5×5 features five photographs by five photographers, usually curated around a specific subject matter, selected by a guest editor.

My name is Jonny Abraham, and I’m a recent graduate of Parsons the New School for Design with a BFA in photography. My most recent body of work, The Nature of the Beast, was landscape photography, which was centered around Baudelaire’s ideas of the flâneur. Travel is inherent in any form of landscape photography. The photographers that I’ve selected are all observers of their respective habitats, again, similar to the flâneur, or “gentlemen stroller of city streets”. Strolling throughout the city provides these artists with a heightened sense of perception, which in turn is conducive to producing landscape images.

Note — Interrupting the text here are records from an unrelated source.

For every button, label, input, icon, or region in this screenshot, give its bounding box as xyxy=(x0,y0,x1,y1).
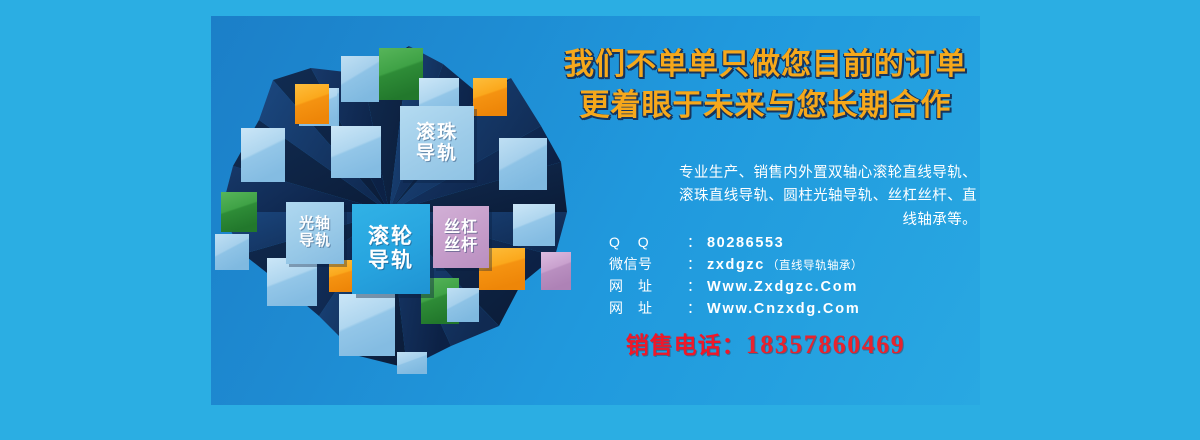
product-box-line1: 滚珠 xyxy=(416,122,458,143)
contact-colon: ： xyxy=(687,254,701,274)
product-box-lead-screw: 丝杠 丝杆 xyxy=(433,206,489,268)
sales-phone: 销售电话：18357860469 xyxy=(551,326,980,360)
sales-phone-label: 销售电话： xyxy=(626,332,746,358)
contact-label-website: 网 址 xyxy=(609,298,687,318)
product-box-roller-guide: 滚轮 导轨 xyxy=(352,204,430,294)
contact-label-website: 网 址 xyxy=(609,276,687,296)
contact-row-website-2[interactable]: 网 址 ： Www.Cnzxdg.Com xyxy=(609,298,980,320)
contact-note-wechat: （直线导轨轴承） xyxy=(767,257,863,273)
description-line-1: 专业生产、销售内外置双轴心滚轮直线导轨、 xyxy=(559,162,977,185)
contact-colon: ： xyxy=(687,232,701,252)
headline: 我们不单单只做您目前的订单 更着眼于未来与您长期合作 xyxy=(551,44,980,127)
product-box-line2: 导轨 xyxy=(416,143,458,164)
contact-value-website-2[interactable]: Www.Cnzxdg.Com xyxy=(707,301,861,317)
product-box-ball-guide: 滚珠 导轨 xyxy=(400,106,474,180)
contact-value-website-1[interactable]: Www.Zxdgzc.Com xyxy=(707,279,858,295)
contact-value-wechat: zxdgzc xyxy=(707,257,765,273)
content-column: 我们不单单只做您目前的订单 更着眼于未来与您长期合作 专业生产、销售内外置双轴心… xyxy=(551,16,980,405)
contact-value-qq: 80286553 xyxy=(707,235,784,251)
contact-label-qq: Q Q xyxy=(609,234,687,250)
product-box-line2: 导轨 xyxy=(299,233,331,250)
product-box-line2: 导轨 xyxy=(368,249,414,273)
banner-stage: 滚珠 导轨 光轴 导轨 滚轮 导轨 丝杠 丝杆 我们不单单只做您目前的订单 更着… xyxy=(0,0,1200,440)
product-box-line2: 丝杆 xyxy=(444,237,478,255)
contact-row-website-1[interactable]: 网 址 ： Www.Zxdgzc.Com xyxy=(609,276,980,298)
banner-panel: 滚珠 导轨 光轴 导轨 滚轮 导轨 丝杠 丝杆 我们不单单只做您目前的订单 更着… xyxy=(211,16,980,405)
product-box-line1: 滚轮 xyxy=(368,225,414,249)
product-box-optical-shaft-guide: 光轴 导轨 xyxy=(286,202,344,264)
contact-colon: ： xyxy=(687,298,701,318)
product-box-line1: 光轴 xyxy=(299,216,331,233)
contact-row-qq: Q Q ： 80286553 xyxy=(609,232,980,254)
product-box-line1: 丝杠 xyxy=(444,219,478,237)
sales-phone-number[interactable]: 18357860469 xyxy=(746,330,906,359)
description-text: 专业生产、销售内外置双轴心滚轮直线导轨、 滚珠直线导轨、圆柱光轴导轨、丝杠丝杆、… xyxy=(559,162,977,232)
contact-label-wechat: 微信号 xyxy=(609,254,687,274)
exploding-cubes-graphic: 滚珠 导轨 光轴 导轨 滚轮 导轨 丝杠 丝杆 xyxy=(211,16,571,405)
contact-info: Q Q ： 80286553 微信号 ： zxdgzc （直线导轨轴承） 网 址… xyxy=(609,232,980,320)
description-line-3: 线轴承等。 xyxy=(559,209,977,232)
headline-line-2: 更着眼于未来与您长期合作 xyxy=(551,85,980,126)
contact-colon: ： xyxy=(687,276,701,296)
description-line-2: 滚珠直线导轨、圆柱光轴导轨、丝杠丝杆、直 xyxy=(559,185,977,208)
headline-line-1: 我们不单单只做您目前的订单 xyxy=(551,44,980,85)
contact-row-wechat: 微信号 ： zxdgzc （直线导轨轴承） xyxy=(609,254,980,276)
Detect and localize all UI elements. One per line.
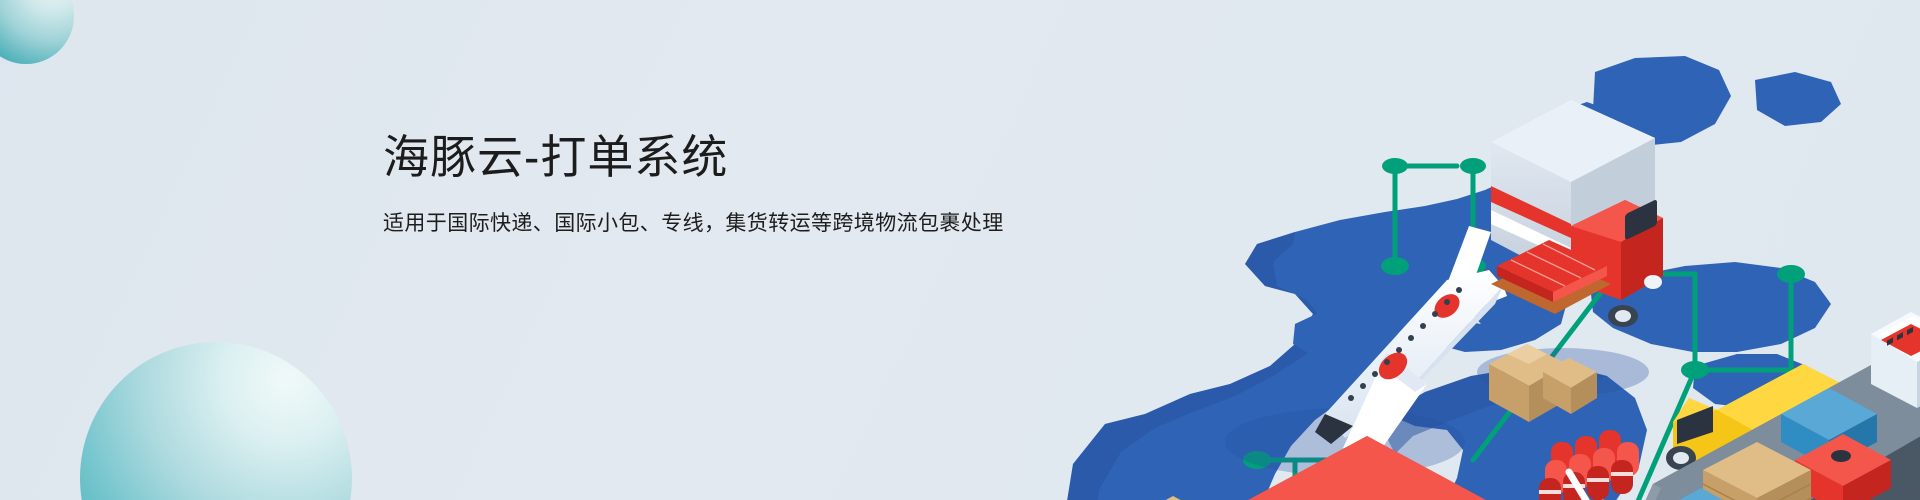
network-node [1777,265,1805,283]
network-node [1381,257,1409,275]
global-logistics-illustration [995,0,1920,500]
box-truck-headlight [1644,275,1662,289]
hero-banner: 海豚云-打单系统 适用于国际快递、国际小包、专线，集货转运等跨境物流包裹处理 [0,0,1920,500]
network-node [1382,158,1408,174]
box-truck-hub [1615,310,1631,322]
decorative-circle-top-left [0,0,74,64]
network-node [1460,158,1486,174]
page-subtitle: 适用于国际快递、国际小包、专线，集货转运等跨境物流包裹处理 [383,209,1003,239]
delivery-van-hub [1673,452,1689,464]
page-title: 海豚云-打单系统 [383,128,1003,187]
landmass-arctic-east [1755,72,1841,126]
decorative-circle-bottom-left [80,342,352,500]
banner-copy: 海豚云-打单系统 适用于国际快递、国际小包、专线，集货转运等跨境物流包裹处理 [383,128,1003,239]
network-node [1681,361,1709,379]
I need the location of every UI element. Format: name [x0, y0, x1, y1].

You can see Jonny’s work here.

Zuma John Divola 1977
Zuma
John Divola
1977

John Divola produced a series in the late ’70s where he snuck into abandoned houses on the beaches of Malibu and photographed their interiors with a flash. He often spray painted cryptic looking lines on the walls of the houses, as well as throwing objects found in the houses into the photograph. He’s displaying an interaction with his environment.

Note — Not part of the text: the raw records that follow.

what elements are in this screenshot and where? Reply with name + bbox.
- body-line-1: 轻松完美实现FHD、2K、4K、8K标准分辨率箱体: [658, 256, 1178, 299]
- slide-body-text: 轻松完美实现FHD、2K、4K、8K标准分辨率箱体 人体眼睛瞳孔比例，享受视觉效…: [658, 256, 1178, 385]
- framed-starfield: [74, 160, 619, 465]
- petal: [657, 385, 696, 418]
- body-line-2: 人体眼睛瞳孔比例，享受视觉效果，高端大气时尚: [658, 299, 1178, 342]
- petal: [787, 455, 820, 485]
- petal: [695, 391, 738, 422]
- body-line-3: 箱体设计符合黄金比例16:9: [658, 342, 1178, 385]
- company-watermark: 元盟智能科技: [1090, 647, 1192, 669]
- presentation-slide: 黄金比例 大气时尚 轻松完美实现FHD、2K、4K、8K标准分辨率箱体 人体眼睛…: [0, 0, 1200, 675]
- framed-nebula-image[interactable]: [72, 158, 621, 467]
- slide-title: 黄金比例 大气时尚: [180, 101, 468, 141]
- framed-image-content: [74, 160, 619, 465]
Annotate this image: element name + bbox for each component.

Southeast corner, Semicoa, 333 McCormick, Costa Mesa (from The new industrial parks near Irvine, California) Lewis Baltz 1974
Southeast corner, Semicoa, 333 McCormick, Costa Mesa (from The new industrial parks near Irvine, California)
Lewis Baltz
1974

Lewis Baltz, also a west coast photographer, shot Los Angeles during the late 60s and 70s. Being a crucial figure in the New Topographics movement, he focused on ideas of how mankind has effected the landscape. His images are quite simple and geometric, with much of his content consisting of structures that are in the process of being built rather than finished buildings.

Los Angeles Adam Bartos 1978
Los Angeles
Adam Bartos
1978

To keep it going with the Californian theme, next up is Adam Bartos. His work almost seems like if William Eggleston grew up in California rather than Memphis. Bartos’ work contains obvious evidence of walking around, often going from interior views to subtle, quiet landscapes. Bartos has been known to say that he began using photography as a tool to observe and “habituating himself to his new environs.” (Suzanne Hudson, Artforum February 2007)

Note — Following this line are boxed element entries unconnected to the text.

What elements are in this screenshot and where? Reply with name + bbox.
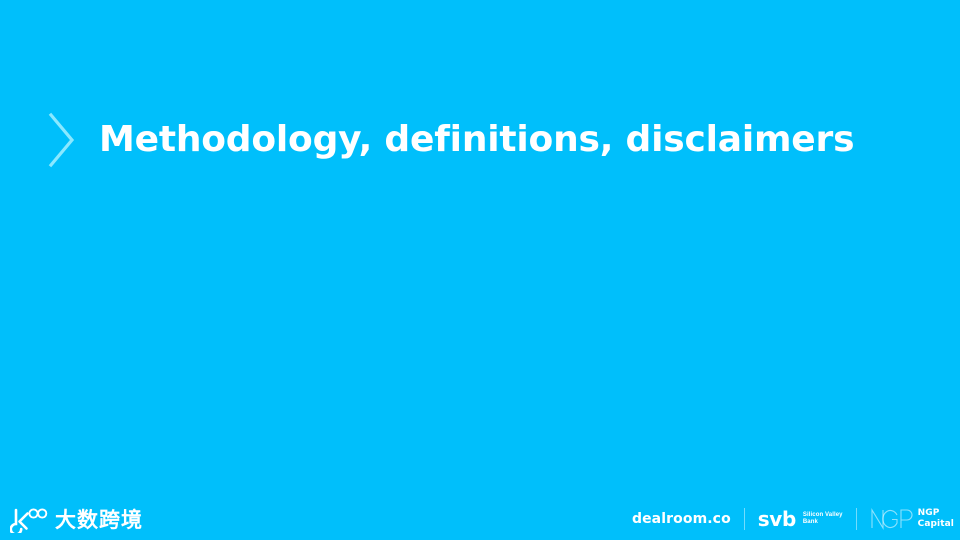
svb-subtext-line-1: Silicon Valley <box>803 512 843 520</box>
partner-logo-ngp: NGP Capital <box>870 506 954 532</box>
partner-logo-dealroom: dealroom.co <box>632 506 731 532</box>
ngp-subtext-line-2: Capital <box>918 519 954 530</box>
ngp-monogram-icon <box>870 508 914 530</box>
partner-divider <box>856 508 857 530</box>
brand-name: 大数跨境 <box>55 510 143 531</box>
ngp-subtext: NGP Capital <box>918 508 954 530</box>
partner-divider <box>744 508 745 530</box>
slide-title-row: Methodology, definitions, disclaimers <box>48 104 854 176</box>
slide-content-area <box>48 200 912 470</box>
slide: Methodology, definitions, disclaimers 大数… <box>0 0 960 540</box>
dealroom-wordmark: dealroom.co <box>632 512 731 526</box>
partner-logo-svb: svb Silicon Valley Bank <box>758 506 843 532</box>
svb-subtext: Silicon Valley Bank <box>803 512 843 527</box>
brand-lockup: 大数跨境 <box>10 506 143 534</box>
ngp-subtext-line-1: NGP <box>918 508 954 519</box>
chevron-right-icon <box>48 112 76 168</box>
k-infinity-logo-icon <box>10 507 50 533</box>
page-title: Methodology, definitions, disclaimers <box>99 122 854 158</box>
partner-logo-strip: dealroom.co svb Silicon Valley Bank <box>632 506 954 532</box>
svb-subtext-line-2: Bank <box>803 519 843 527</box>
slide-footer: 大数跨境 dealroom.co svb Silicon Valley Bank <box>0 484 960 540</box>
svb-wordmark: svb <box>758 509 796 529</box>
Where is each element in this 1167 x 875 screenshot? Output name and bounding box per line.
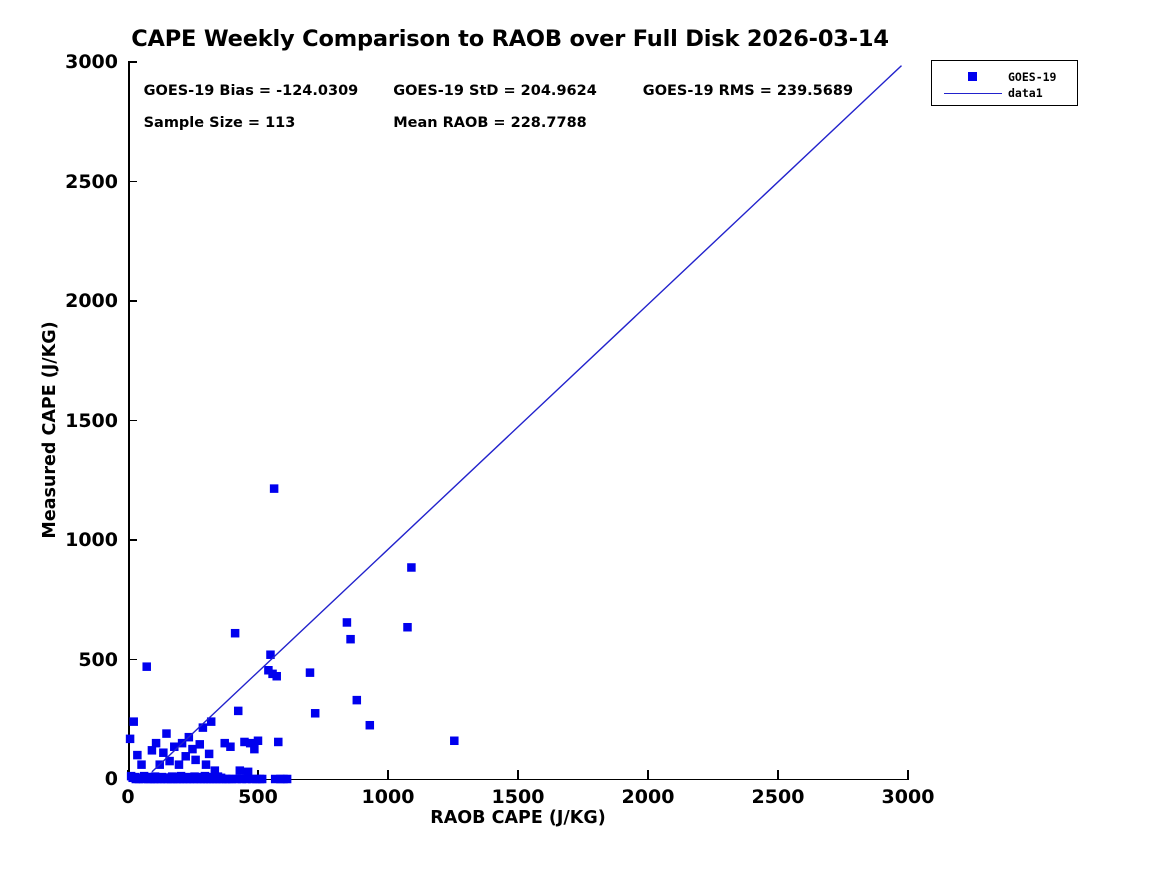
plot-area [128,62,908,779]
x-tick-label: 3000 [838,786,978,808]
data-point [226,742,235,751]
data-point [272,672,281,681]
data-point [231,629,240,638]
chart-canvas: CAPE Weekly Comparison to RAOB over Full… [0,0,1167,875]
data-point [236,766,245,775]
x-tick-label: 500 [188,786,328,808]
data-point [191,756,200,765]
data-point [407,563,416,572]
data-point [142,662,151,671]
x-tick-label: 1500 [448,786,588,808]
data-point [353,696,362,705]
x-axis-title: RAOB CAPE (J/KG) [128,808,908,828]
data-point [170,742,179,751]
data-point [270,484,279,493]
data-point [311,709,320,718]
x-tick-label: 1000 [318,786,458,808]
legend-label-data1: data1 [1008,86,1043,100]
data-point [450,737,459,746]
reference-line [152,66,902,772]
data-point [188,745,197,754]
legend-line-data1-icon [944,93,1002,94]
stat-mean-raob: Mean RAOB = 228.7788 [393,115,587,131]
data-point [274,738,283,747]
stat-sample-size: Sample Size = 113 [144,115,296,131]
data-point [159,748,168,757]
data-point [403,623,412,632]
legend-label-goes19: GOES-19 [1008,70,1056,84]
data-point [258,775,267,784]
data-point [133,751,142,760]
data-point [346,635,355,644]
stat-std: GOES-19 StD = 204.9624 [393,83,597,99]
data-point [234,707,243,716]
data-point [196,740,205,749]
data-point [366,721,375,730]
data-point [254,737,263,746]
x-tick-label: 2500 [708,786,848,808]
data-point [137,760,146,769]
stat-rms: GOES-19 RMS = 239.5689 [643,83,853,99]
data-point [202,760,211,769]
data-point [152,739,161,748]
x-tick-label: 2000 [578,786,718,808]
legend: GOES-19 data1 [931,60,1078,106]
data-point [343,618,352,627]
legend-marker-goes19-icon [968,72,977,81]
data-point [162,729,171,738]
x-tick-label: 0 [58,786,198,808]
page-title: CAPE Weekly Comparison to RAOB over Full… [0,26,1020,52]
data-point [306,668,315,677]
data-point [129,717,138,726]
stat-bias: GOES-19 Bias = -124.0309 [144,83,359,99]
data-point [205,750,214,759]
data-point [283,775,292,784]
y-tick-label: 3000 [0,51,118,73]
data-point [126,735,135,744]
data-point [175,760,184,769]
data-layer [128,62,908,779]
y-axis-title: Measured CAPE (J/KG) [40,130,60,730]
data-point [250,745,258,754]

from East Broadway Breakdown
Christopher Wool
1994-1995

Christopher Wool is well known for his large scale typographic paintings. He also produced a series of photographs entitled “East Broadway Breakdown” where he shot gritty images of the Lower East Side. The images are very harsh and contrasty, much different from the lush colorful images of the previous photographers, and Wool seems very similar to japanese photographers like Moriyama.

from Summer Nights, Walking Robert Adams 1976-1982
from Summer Nights, Walking
Robert Adams
1976-1982

Robert Adams is the ultimate stroller. Also a key member of the New Topographic movement, his work was made in the west coast of America, with his body of work Summer Nights, Walking was made in Longmont, Colorado in 1985. This book always makes me consider my own neighborhood, and even though my home town is far from Colorado, Adams has seemed to extract the essence of solitary night-time strolls.